A proposal by Chris Cook:

"Private credit creation got out of hand and created monstrous bubbles in property prices, and left a legacy of unsustainable debt; imbalance of wealth; general shortage of purchasing power and systemic shortage of bank capital, which has indefinitely crippled the 21st century system of public and private credit upon which rely.

The solution is to create a system of 'guarantee society' agreements whereby businesses and individuals may extend credit directly (or 'Peer to Peer') and this credit will be backed by a mutual guarantee agreement.

It was Stalin who said: 'Trust, but Validate' , and validation for such a mutual guarantee would come from a combination of user subscription (to cover costs) and a charge to both sellers and buyers for the use of the the guarantee.

This is close to how the present VISA system operates. There are no deposits in this credit clearing system: and substantial transaction charges are made upon sellers, while buyers pay interest on outstanding balances.

Peer to Peer credit would essentially be a community VISA system owned in common and operating 'not for loss'

As for 'Guarantee Societies', these have quietly existed in the City for almost 140 years, where P & I Clubs share pooled risk – such as the risk of shipping losses – in a system which has been managed by the same service provider for 135 years.
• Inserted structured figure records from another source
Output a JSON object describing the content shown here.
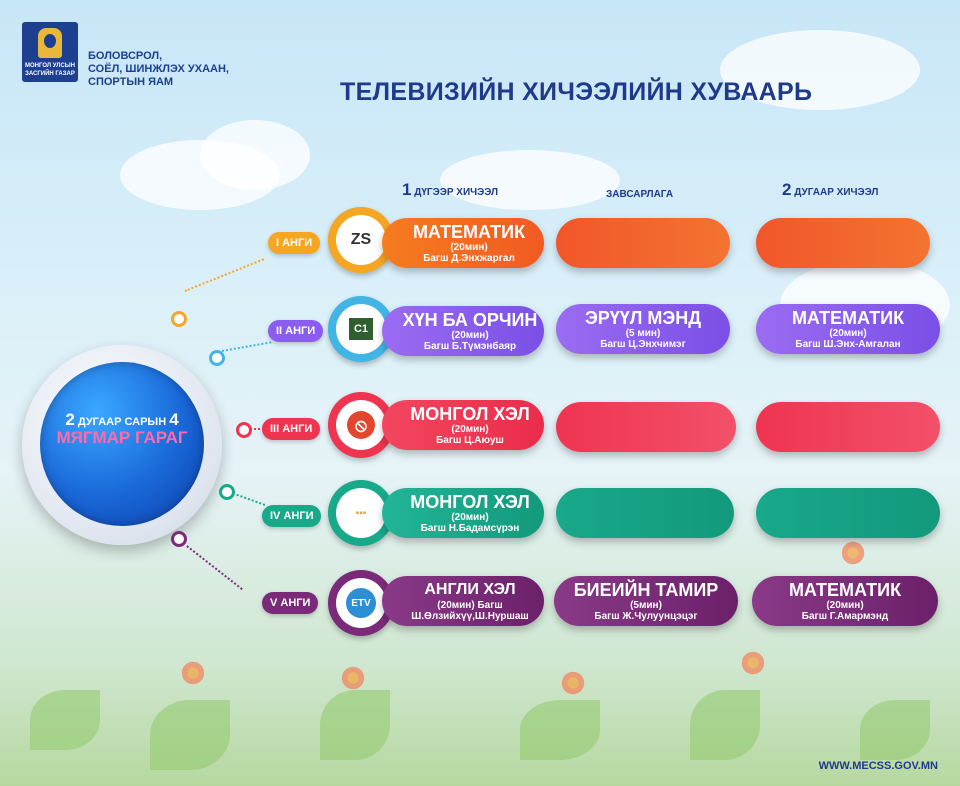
{
  "ministry": {
    "logo_lines": [
      "МОНГОЛ УЛСЫН",
      "ЗАСГИЙН ГАЗАР"
    ],
    "name_lines": [
      "БОЛОВСРОЛ,",
      "СОЁЛ, ШИНЖЛЭХ УХААН,",
      "СПОРТЫН ЯАМ"
    ]
  },
  "title": "ТЕЛЕВИЗИЙН ХИЧЭЭЛИЙН ХУВААРЬ",
  "columns": {
    "lesson1_num": "1",
    "lesson1_label": "ДҮГЭЭР ХИЧЭЭЛ",
    "break_label": "ЗАВСАРЛАГА",
    "lesson2_num": "2",
    "lesson2_label": "ДУГААР ХИЧЭЭЛ"
  },
  "date": {
    "prefix": "2",
    "month": "ДУГААР САРЫН",
    "day": "4",
    "weekday": "МЯГМАР ГАРАГ"
  },
  "rows": [
    {
      "grade": "I АНГИ",
      "channel_icon": "zs-channel-logo",
      "channel_text": "ZS",
      "color": "#f15a22",
      "lesson1": {
        "subject": "МАТЕМАТИК",
        "duration": "(20мин)",
        "teacher": "Багш Д.Энхжаргал"
      },
      "break": null,
      "lesson2": null
    },
    {
      "grade": "II АНГИ",
      "channel_icon": "c1-channel-logo",
      "channel_text": "C1",
      "color": "#8a5cf0",
      "lesson1": {
        "subject": "ХҮН БА ОРЧИН",
        "duration": "(20мин)",
        "teacher": "Багш Б.Түмэнбаяр"
      },
      "break": {
        "subject": "ЭРҮҮЛ МЭНД",
        "duration": "(5 мин)",
        "teacher": "Багш Ц.Энхчимэг"
      },
      "lesson2": {
        "subject": "МАТЕМАТИК",
        "duration": "(20мин)",
        "teacher": "Багш Ш.Энх-Амгалан"
      }
    },
    {
      "grade": "III АНГИ",
      "channel_icon": "channel-logo-red",
      "channel_text": "⦸",
      "color": "#ef3450",
      "lesson1": {
        "subject": "МОНГОЛ ХЭЛ",
        "duration": "(20мин)",
        "teacher": "Багш Ц.Аюуш"
      },
      "break": null,
      "lesson2": null
    },
    {
      "grade": "IV АНГИ",
      "channel_icon": "channel-logo-green",
      "channel_text": "▪▪▪",
      "color": "#18a98a",
      "lesson1": {
        "subject": "МОНГОЛ ХЭЛ",
        "duration": "(20мин)",
        "teacher": "Багш Н.Бадамсүрэн"
      },
      "break": null,
      "lesson2": null
    },
    {
      "grade": "V АНГИ",
      "channel_icon": "etv-channel-logo",
      "channel_text": "ETV",
      "color": "#7a2a78",
      "lesson1": {
        "subject": "АНГЛИ ХЭЛ",
        "duration": "(20мин) Багш",
        "teacher": "Ш.Өлзийхүү,Ш.Нуршаш"
      },
      "break": {
        "subject": "БИЕИЙН ТАМИР",
        "duration": "(5мин)",
        "teacher": "Багш Ж.Чулуунцэцэг"
      },
      "lesson2": {
        "subject": "МАТЕМАТИК",
        "duration": "(20мин)",
        "teacher": "Багш Г.Амармэнд"
      }
    }
  ],
  "footer": "WWW.MECSS.GOV.MN",
  "colors": {
    "title": "#1f3a8a",
    "weekday": "#ff6aa8",
    "row1": "#f15a22",
    "row2": "#8a5cf0",
    "row3": "#ef3450",
    "row4": "#18a98a",
    "row5": "#7a2a78"
  }
}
Any asset owner may – and many do - extend undated credit redeemable in payment for the use value of production of his asset, but this tends to be restricted to private businesses.

The innovation proposed is for owners of land & buildings, to issue undated credits redeemable in payment for rental value: eg a £1.00 Rent Credit. These would be sold or exchanged for value at a suitable discount, so that a £1.00 credit sold for 80p would give a 25% return. But the rate of that return would depend upon whether there is a complete building; the actual rental charged; whether there is an occupier; and whether he he is willing and able to pay the rental.

This is direct 'Peer to Asset Credit, and while there is a return, which comes from the use of the land and the capital invested in it, there is no payment of money for the use of money (compound interest). Such credit will out-compete conventional credit, because exchanging value for nothing is simply inefficient."